A Tasmania Police forensics expert whose evidence helped convict a man of murder in New Zealand has received an award for the paper he wrote about his work.
Sergeant Gerard Dutton is in charge of the ballistics section at Forensic Science Services Tasmania.
He was asked to conduct an independent review of the ballistics evidence in the New Zealand murder case by the detective in charge of the investigation.
His evidence in court lasted for four days, in which he was questioned about unusual marks on the bullet caused by separate actions during the loading and firing process.
Sergeant Dutton was able to prove the bullet came from the defendant's gun.
"Ultimately the case hinged solely upon being able to relate the bullet to the sawn-off rifle used and for [more than] four days in the New Zealand High Court I explained the significance of this evidence," he said.
Aaron James Harvey was convicted of the murder of Carl MacDonald in 2008 and sentenced to four years in prison.

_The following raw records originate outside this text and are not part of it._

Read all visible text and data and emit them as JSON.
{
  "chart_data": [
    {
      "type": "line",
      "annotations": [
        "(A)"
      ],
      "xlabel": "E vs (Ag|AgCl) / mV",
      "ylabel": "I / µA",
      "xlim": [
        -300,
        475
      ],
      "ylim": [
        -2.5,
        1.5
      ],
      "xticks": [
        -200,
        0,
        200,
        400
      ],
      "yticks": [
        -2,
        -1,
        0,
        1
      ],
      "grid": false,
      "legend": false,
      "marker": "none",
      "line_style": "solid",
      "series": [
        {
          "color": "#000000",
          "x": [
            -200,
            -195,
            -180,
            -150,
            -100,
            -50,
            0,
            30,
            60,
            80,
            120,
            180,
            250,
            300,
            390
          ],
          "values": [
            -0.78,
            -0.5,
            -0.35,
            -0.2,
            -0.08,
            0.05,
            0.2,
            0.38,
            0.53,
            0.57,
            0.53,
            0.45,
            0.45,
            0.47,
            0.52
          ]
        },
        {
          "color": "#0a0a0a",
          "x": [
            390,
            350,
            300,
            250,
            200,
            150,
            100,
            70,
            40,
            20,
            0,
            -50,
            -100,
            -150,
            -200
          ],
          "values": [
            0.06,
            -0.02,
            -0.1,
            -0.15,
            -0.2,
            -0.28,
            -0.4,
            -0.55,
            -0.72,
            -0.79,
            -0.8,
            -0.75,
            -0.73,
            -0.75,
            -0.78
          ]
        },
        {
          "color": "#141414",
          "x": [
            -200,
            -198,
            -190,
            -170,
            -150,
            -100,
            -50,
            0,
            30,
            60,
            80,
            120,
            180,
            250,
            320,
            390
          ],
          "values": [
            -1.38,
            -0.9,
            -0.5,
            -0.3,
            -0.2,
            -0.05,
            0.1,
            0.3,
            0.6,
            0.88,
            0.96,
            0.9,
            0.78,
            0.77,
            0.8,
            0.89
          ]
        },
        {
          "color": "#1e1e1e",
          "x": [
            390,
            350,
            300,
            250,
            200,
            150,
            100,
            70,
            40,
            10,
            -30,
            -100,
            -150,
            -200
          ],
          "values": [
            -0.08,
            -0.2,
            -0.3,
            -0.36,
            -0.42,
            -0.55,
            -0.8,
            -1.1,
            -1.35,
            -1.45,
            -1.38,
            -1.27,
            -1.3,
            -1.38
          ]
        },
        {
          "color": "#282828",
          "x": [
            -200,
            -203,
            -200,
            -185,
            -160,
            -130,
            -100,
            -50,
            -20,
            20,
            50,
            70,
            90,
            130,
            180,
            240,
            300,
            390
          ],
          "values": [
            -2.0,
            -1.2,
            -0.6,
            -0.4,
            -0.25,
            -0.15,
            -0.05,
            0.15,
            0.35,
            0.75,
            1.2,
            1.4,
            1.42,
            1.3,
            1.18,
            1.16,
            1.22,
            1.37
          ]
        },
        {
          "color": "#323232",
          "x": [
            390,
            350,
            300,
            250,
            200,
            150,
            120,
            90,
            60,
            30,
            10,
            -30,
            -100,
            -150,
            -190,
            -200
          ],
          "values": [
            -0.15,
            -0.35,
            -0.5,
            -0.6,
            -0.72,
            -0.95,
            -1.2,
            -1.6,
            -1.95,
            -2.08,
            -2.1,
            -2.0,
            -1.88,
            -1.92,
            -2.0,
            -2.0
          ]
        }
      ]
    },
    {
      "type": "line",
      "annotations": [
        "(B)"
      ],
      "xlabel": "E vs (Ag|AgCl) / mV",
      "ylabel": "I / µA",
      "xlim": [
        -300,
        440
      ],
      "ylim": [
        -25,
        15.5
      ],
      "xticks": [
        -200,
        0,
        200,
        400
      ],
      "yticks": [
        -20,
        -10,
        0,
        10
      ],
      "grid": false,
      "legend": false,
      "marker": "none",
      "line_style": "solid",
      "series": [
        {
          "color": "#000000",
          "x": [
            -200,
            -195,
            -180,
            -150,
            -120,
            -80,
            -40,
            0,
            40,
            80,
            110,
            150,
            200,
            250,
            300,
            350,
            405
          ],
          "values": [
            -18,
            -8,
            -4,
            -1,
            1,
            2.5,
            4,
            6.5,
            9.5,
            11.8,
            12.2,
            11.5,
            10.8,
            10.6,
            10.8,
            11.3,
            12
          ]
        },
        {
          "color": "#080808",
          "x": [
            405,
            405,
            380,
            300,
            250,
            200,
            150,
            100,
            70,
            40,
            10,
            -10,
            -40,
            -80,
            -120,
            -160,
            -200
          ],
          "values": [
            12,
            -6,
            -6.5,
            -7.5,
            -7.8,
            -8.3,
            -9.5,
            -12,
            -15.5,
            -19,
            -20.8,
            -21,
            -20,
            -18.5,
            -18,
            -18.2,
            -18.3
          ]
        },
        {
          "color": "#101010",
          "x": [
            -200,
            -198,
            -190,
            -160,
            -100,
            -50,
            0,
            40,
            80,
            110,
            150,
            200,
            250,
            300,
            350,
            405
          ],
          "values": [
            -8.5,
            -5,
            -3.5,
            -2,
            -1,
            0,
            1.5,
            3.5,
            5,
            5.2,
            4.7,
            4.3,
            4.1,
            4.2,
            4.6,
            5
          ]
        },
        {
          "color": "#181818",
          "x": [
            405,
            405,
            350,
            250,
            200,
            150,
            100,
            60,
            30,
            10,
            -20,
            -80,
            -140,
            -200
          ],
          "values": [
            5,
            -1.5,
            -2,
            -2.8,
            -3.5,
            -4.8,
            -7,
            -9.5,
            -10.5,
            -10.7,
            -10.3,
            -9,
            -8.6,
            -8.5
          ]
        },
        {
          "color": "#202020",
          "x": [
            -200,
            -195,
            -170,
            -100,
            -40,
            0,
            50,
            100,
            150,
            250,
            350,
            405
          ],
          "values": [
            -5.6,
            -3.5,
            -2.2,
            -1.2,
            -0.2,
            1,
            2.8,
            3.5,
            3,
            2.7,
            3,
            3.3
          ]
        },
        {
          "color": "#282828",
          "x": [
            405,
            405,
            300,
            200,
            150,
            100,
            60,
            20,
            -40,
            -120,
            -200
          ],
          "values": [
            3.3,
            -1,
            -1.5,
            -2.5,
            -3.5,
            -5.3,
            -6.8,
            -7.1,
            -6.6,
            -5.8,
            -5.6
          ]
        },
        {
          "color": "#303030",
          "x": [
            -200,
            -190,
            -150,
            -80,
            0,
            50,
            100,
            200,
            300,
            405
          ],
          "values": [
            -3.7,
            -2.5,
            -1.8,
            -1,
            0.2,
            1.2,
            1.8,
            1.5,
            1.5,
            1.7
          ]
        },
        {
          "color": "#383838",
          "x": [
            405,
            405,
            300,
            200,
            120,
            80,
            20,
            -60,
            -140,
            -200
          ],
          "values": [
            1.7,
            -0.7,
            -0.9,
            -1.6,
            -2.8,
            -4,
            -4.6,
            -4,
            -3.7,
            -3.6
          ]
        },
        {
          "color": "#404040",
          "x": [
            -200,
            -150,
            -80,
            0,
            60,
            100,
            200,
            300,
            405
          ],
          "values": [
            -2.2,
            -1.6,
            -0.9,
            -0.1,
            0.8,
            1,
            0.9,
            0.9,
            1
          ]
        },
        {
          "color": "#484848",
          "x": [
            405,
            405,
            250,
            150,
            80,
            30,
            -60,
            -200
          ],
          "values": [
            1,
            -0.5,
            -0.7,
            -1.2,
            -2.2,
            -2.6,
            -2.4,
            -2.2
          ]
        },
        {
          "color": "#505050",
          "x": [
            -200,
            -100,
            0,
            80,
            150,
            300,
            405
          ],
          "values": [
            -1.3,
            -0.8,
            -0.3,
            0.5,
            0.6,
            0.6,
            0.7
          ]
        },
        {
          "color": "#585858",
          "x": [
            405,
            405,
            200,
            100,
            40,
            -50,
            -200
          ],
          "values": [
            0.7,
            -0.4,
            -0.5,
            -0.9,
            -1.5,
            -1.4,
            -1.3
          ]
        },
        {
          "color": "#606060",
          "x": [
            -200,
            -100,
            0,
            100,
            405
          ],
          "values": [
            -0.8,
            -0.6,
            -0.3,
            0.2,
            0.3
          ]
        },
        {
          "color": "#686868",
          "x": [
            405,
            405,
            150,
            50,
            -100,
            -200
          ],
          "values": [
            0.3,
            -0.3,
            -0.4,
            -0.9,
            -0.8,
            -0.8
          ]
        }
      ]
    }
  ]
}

Sergeant Dutton said it was an unusually difficult case.
"The ballistics evidence in this murder case was extremely technical and complex," he said.
"There were many tests to be done, and when I'd complete one set of tests and look at the results, then I'd have to think about that, then look at something different.
"It just took a long time to methodically work through what I had in front of me, and it took two weeks, which was extraordinary."
Sergeant Dutton's paper about his work on the case, 'A case study of the interpretation of extraordinary toolmarks on a fatal bullet', was published in the Journal of the Association of Firearms and Toolmark Examiners.
It has won the Harry Delaforce Award from the Australia New Zealand Policing Advisory Agency's National Institute of Forensic Science.
Sergeant Dutton said he wrote the paper because the case was so technically interesting.
"I just thought anyone who does this work, and who enjoys doing it, will learn from this particular case and from what I was able to learn from it, so when faced with these sort of opportunities it's almost, you know it's a responsibility to write about it for the benefit of your peers."
Sergeant Dutton was recently elected as the ballistics representatives on the Australian Field Forensic Science Accreditation Board.